La zoophilie à géométrie variable

Le Saint-Hubert, 25 avril 2001

Aujourd’hui, tout est en pleine lumière, sauf les évidences : nul n’a l’air étonné du silence complet qu’observent les écologistes de divers poils, Waechtériens ou Voynetistes, pour ne pas mentionner les écuries à prétention présidentielle du très sérieux M. Liepietz ou du très moderniste Christmas My-mother (traduction française : Noël Mamère), en face du véritable holocauste infligé aux ovins d’Europe occidentale et surtout d’Angleterre dont on alimente depuis plus de deux mois les bûchers. Quand le programme d’extermination sera achevé, près d’un million et demi de bêtes auront été immolées. On entendit certes de nombreuses voix affirmer que pendant des siècles les paysans avaient réussi à déjouer la fièvre aphteuse soit en soignant, soit en mettant à l’écart les bêtes atteintes. Ces voix s’élevèrent parmi les agriculteurs, les vétérinaires, mais aussi certains responsables du ministère de l’agriculture ; mais l’on attendit en vain que les écologistes disent ne serait-ce qu’un mot.

Or, rien ne vint : ceux-là même qui organisent manifestations et concerts de pleurs à propos de la chasse, et qui sont parvenus à mobiliser la Commission européenne pour en restreindre le droit, ceux-là même qui entendent empêcher quiconque de toucher une plume des canards de la Somme et des tourterelles du Médoc, sont muets sur l’effrayant holocauste anglais.

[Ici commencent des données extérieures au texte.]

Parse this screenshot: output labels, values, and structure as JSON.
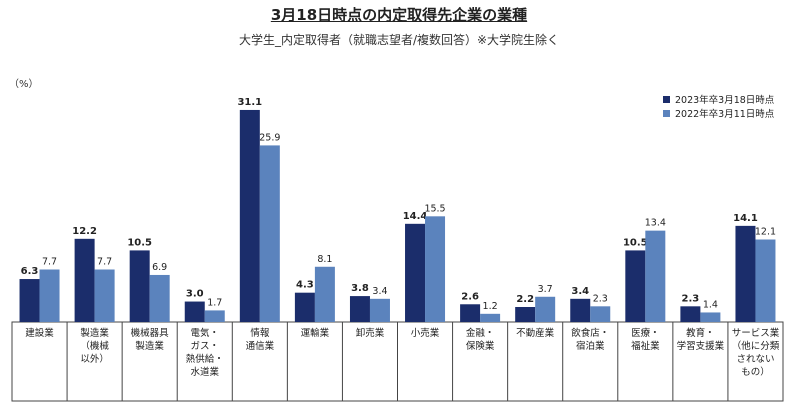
{
  "header": {
    "title": "3月18日時点の内定取得先企業の業種",
    "subtitle": "大学生_内定取得者（就職志望者/複数回答）※大学院生除く",
    "unit": "（%）"
  },
  "colors": {
    "series_2023": "#1b2d6b",
    "series_2022": "#5b83bd"
  },
  "chart_data": {
    "type": "bar",
    "categories": [
      [
        "建設業"
      ],
      [
        "製造業",
        "（機械",
        "以外）"
      ],
      [
        "機械器具",
        "製造業"
      ],
      [
        "電気・",
        "ガス・",
        "熱供給・",
        "水道業"
      ],
      [
        "情報",
        "通信業"
      ],
      [
        "運輸業"
      ],
      [
        "卸売業"
      ],
      [
        "小売業"
      ],
      [
        "金融・",
        "保険業"
      ],
      [
        "不動産業"
      ],
      [
        "飲食店・",
        "宿泊業"
      ],
      [
        "医療・",
        "福祉業"
      ],
      [
        "教育・",
        "学習支援業"
      ],
      [
        "サービス業",
        "（他に分類",
        "されない",
        "もの）"
      ]
    ],
    "series": [
      {
        "name": "2023年卒3月18日時点",
        "values": [
          6.3,
          12.2,
          10.5,
          3.0,
          31.1,
          4.3,
          3.8,
          14.4,
          2.6,
          2.2,
          3.4,
          10.5,
          2.3,
          14.1
        ],
        "labels": [
          "6.3",
          "12.2",
          "10.5",
          "3.0",
          "31.1",
          "4.3",
          "3.8",
          "14.4",
          "2.6",
          "2.2",
          "3.4",
          "10.5",
          "2.3",
          "14.1"
        ]
      },
      {
        "name": "2022年卒3月11日時点",
        "values": [
          7.7,
          7.7,
          6.9,
          1.7,
          25.9,
          8.1,
          3.4,
          15.5,
          1.2,
          3.7,
          2.3,
          13.4,
          1.4,
          12.1
        ],
        "labels": [
          "7.7",
          "7.7",
          "6.9",
          "1.7",
          "25.9",
          "8.1",
          "3.4",
          "15.5",
          "1.2",
          "3.7",
          "2.3",
          "13.4",
          "1.4",
          "12.1"
        ]
      }
    ],
    "ylim": [
      0,
      33
    ],
    "grid": false,
    "legend": "top-right"
  }
}
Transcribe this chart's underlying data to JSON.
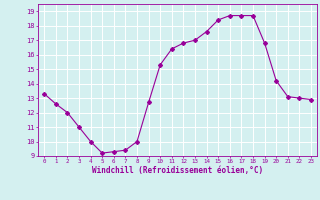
{
  "x": [
    0,
    1,
    2,
    3,
    4,
    5,
    6,
    7,
    8,
    9,
    10,
    11,
    12,
    13,
    14,
    15,
    16,
    17,
    18,
    19,
    20,
    21,
    22,
    23
  ],
  "y": [
    13.3,
    12.6,
    12.0,
    11.0,
    10.0,
    9.2,
    9.3,
    9.4,
    10.0,
    12.7,
    15.3,
    16.4,
    16.8,
    17.0,
    17.6,
    18.4,
    18.7,
    18.7,
    18.7,
    16.8,
    14.2,
    13.1,
    13.0,
    12.9
  ],
  "line_color": "#990099",
  "marker": "D",
  "marker_size": 2,
  "bg_color": "#d4f0f0",
  "grid_color": "#ffffff",
  "xlabel": "Windchill (Refroidissement éolien,°C)",
  "xlabel_color": "#990099",
  "tick_color": "#990099",
  "ylabel_ticks": [
    9,
    10,
    11,
    12,
    13,
    14,
    15,
    16,
    17,
    18,
    19
  ],
  "xlim": [
    -0.5,
    23.5
  ],
  "ylim": [
    9,
    19.5
  ],
  "figsize": [
    3.2,
    2.0
  ],
  "dpi": 100
}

La leçon est claire : ce n’est pas tant la défense des animaux qui mobilise les prétendus « écologistes », mais une haine lancinante des modernes pour le monde rural, exprimée au sujet de la chasse, et à travers elle contre une certaine civilisation traditionnelle. Et si leur « modernité » exige des carnages d’animaux, ils l’acceptent dans l’indifférence. C’est au point que plus aucun journaliste ne songerait à interroger Dame Voynet sur le sujet : tout le monde a compris que les écologistes ne se souciaient guère davantage de la faune que de la flore, tout occupés à faire vivoter leur capital électoral avec quelques hochets très urbains du type couloirs réservés aux bicyclettes. Quant à la défense de la nature et des traditions, c’est d’autres qui désormais s’en chargent, loin de leurs caprices, et des divers diktats que multiplient leurs amis européistes.